Honor, glory, love, integrity, morality, and truth demand relationships. These qualities cannot exist within a singularity. However, they can exist in a trinity. Eternity for glory, honor and love is possible because the persons of the trinity have been glorifying, honoring, and loving each other for eternity. Eternity for integrity, morality and truth is possible because the persons of the trinity have been holding each other accountable for eternity.

But if God is a singularity, then no interpersonal relationships exist within God, and moral qualities that depend upon relationships cannot be eternal. In that view, honor, glory, love, integrity, morality, and truth must be created. Therefore, God's glory and honor are not eternally innate to him but depend upon his relationship with creation. If God has no innate honor, then he cannot potentially have innate shame. If God can potentially do nothing by himself to shame himself, then his behavior has no moral boundaries. He can lie, cheat, and steal without shame because God is only accountable to himself. If there are no relationships within God, then God has no accountability.

Now, how do these two beliefs about God affect civic structures?

In Christian society, nothing and no one can embarrass or dishonor God. His honor and glory remain intact no matter how people treat him. They are part of his eternal essence and depend on nothing other than God himself. Nothing in creation can ever change or diminish God's honor and glory — even if God becomes a man and dies a humiliating death on a cross. Only God himself could even potentially shame himself, because the trinity has accountability within itself.
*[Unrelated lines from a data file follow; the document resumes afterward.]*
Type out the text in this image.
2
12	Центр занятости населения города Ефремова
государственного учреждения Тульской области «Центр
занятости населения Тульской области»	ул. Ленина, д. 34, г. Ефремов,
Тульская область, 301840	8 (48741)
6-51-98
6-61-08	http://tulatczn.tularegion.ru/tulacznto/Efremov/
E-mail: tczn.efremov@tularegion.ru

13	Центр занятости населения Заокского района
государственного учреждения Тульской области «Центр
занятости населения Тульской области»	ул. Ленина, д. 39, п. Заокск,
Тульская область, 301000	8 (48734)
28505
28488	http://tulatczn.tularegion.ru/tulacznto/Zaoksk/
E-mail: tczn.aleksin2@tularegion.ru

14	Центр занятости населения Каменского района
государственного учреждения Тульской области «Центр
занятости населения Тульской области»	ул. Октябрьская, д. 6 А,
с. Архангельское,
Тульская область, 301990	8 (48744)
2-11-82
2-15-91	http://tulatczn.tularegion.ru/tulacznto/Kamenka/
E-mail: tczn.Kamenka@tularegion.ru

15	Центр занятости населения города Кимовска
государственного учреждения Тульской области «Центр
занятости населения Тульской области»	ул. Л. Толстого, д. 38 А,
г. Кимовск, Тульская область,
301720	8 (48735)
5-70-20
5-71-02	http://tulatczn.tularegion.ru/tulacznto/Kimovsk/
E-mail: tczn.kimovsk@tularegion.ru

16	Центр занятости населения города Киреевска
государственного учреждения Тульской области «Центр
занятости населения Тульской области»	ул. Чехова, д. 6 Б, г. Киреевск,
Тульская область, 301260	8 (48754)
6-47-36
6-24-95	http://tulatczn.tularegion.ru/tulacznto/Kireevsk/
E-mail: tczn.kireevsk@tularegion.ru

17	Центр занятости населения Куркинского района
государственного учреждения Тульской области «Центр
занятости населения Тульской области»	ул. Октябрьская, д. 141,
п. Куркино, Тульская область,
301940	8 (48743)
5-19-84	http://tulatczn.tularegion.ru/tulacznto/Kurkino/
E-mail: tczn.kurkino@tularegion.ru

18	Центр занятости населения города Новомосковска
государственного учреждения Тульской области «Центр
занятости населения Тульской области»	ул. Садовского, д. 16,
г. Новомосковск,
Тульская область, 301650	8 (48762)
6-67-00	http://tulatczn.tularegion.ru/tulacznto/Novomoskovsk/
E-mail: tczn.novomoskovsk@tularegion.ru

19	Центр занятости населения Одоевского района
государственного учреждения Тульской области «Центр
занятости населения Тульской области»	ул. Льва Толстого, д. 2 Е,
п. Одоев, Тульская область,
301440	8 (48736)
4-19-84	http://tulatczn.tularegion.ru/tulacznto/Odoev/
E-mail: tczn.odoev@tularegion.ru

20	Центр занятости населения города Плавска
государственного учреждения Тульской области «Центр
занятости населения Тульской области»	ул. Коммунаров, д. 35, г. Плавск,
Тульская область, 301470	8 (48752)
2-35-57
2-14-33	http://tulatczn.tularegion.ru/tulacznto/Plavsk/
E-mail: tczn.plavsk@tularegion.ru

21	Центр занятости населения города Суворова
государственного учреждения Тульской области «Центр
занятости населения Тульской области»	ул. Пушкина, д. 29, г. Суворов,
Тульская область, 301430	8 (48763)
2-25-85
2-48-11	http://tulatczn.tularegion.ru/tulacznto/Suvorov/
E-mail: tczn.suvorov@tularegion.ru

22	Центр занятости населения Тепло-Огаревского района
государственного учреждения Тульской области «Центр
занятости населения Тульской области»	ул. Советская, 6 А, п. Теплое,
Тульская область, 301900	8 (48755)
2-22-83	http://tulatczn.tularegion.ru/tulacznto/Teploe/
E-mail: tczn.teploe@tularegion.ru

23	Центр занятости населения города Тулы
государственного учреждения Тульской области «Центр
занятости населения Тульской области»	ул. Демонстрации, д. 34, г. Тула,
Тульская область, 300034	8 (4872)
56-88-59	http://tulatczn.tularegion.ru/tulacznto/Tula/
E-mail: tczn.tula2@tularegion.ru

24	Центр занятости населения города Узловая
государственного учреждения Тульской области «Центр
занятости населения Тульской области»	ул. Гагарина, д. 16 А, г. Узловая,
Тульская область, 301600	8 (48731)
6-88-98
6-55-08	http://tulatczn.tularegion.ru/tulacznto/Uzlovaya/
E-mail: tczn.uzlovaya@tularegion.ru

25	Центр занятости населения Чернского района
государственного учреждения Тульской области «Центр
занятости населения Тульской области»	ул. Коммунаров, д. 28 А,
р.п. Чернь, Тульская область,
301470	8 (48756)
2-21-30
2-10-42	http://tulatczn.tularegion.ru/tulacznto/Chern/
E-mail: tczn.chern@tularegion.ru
But in Muslim society, people must guard and protect God's glory. Nowhere on earth and at no time in history (even when theocratic governments had anti-blasphemy laws) do we find Christians violently protesting in the streets when people insult God, his prophet, or his holy books. People in Christian societies know that God does not need his honor protected. But Muslims around the world and throughout history are paranoid about the glory of God. "Allah Akhbar," the Arabic words for "God is Great," are constantly on their lips. Insulting the prophet receives a death penalty in many Muslim countries. Defiling a Qur'an instigates murderous protests around the world.4

In Christian societies, God's honor is certain and his integrity is an innate attribute. Christian doctrine holds that God's integrity constrains his behavior so that he cannot lie. If God were to lie, then he would shame himself. Therefore, in Christian societies, integrity is more important than honor, and society expects people to tell the truth even if it means embarrassing themselves, their families, their business, or their leaders.

But in Muslim societies the relative esteem for integrity and honor is reversed. According to Muslim doctrine and according to the Qur'an itself, "Allah is the best deceiver."5 In Islam, God's honor depends upon how creation treats him, and integrity is not an innate part of his eternal essence.

Power, as an attribute, can be independent of relationships. Not surprisingly, therefore, power rather than integrity is the most vaunted attribute of the Muslim God. As a result, in Muslim societies, honor is more desirable than integrity, and people are expected to deceive in order to protect themselves, their families, their businesses, or their leaders from shame. Among Muslims, the notion that God would stoop to become a man and suffer at the hands of men is one of the most offensive blasphemies to comprehend.6

Because of tawhid, the Muslim God can only be dishonored by his creation, and he cannot dishonor himself. However, because of the trinity the Christian God can only be dishonored if He choses to permit it, and He cannot be dishonored by creation. For example, no level of disobedience or idolatry in mankind can ever bring shame upon God, but Jesus became sin (2 Corinthians 5:21), a curse (Galatians 3:13), forsaken (Mark 15:35), and shame (Hebrews 12:2) for us. As a result, Christian societies do not worry about protecting God's honor and care more about truth than honor, but Muslim societies are paranoid about God's honor and care more about honor than truth.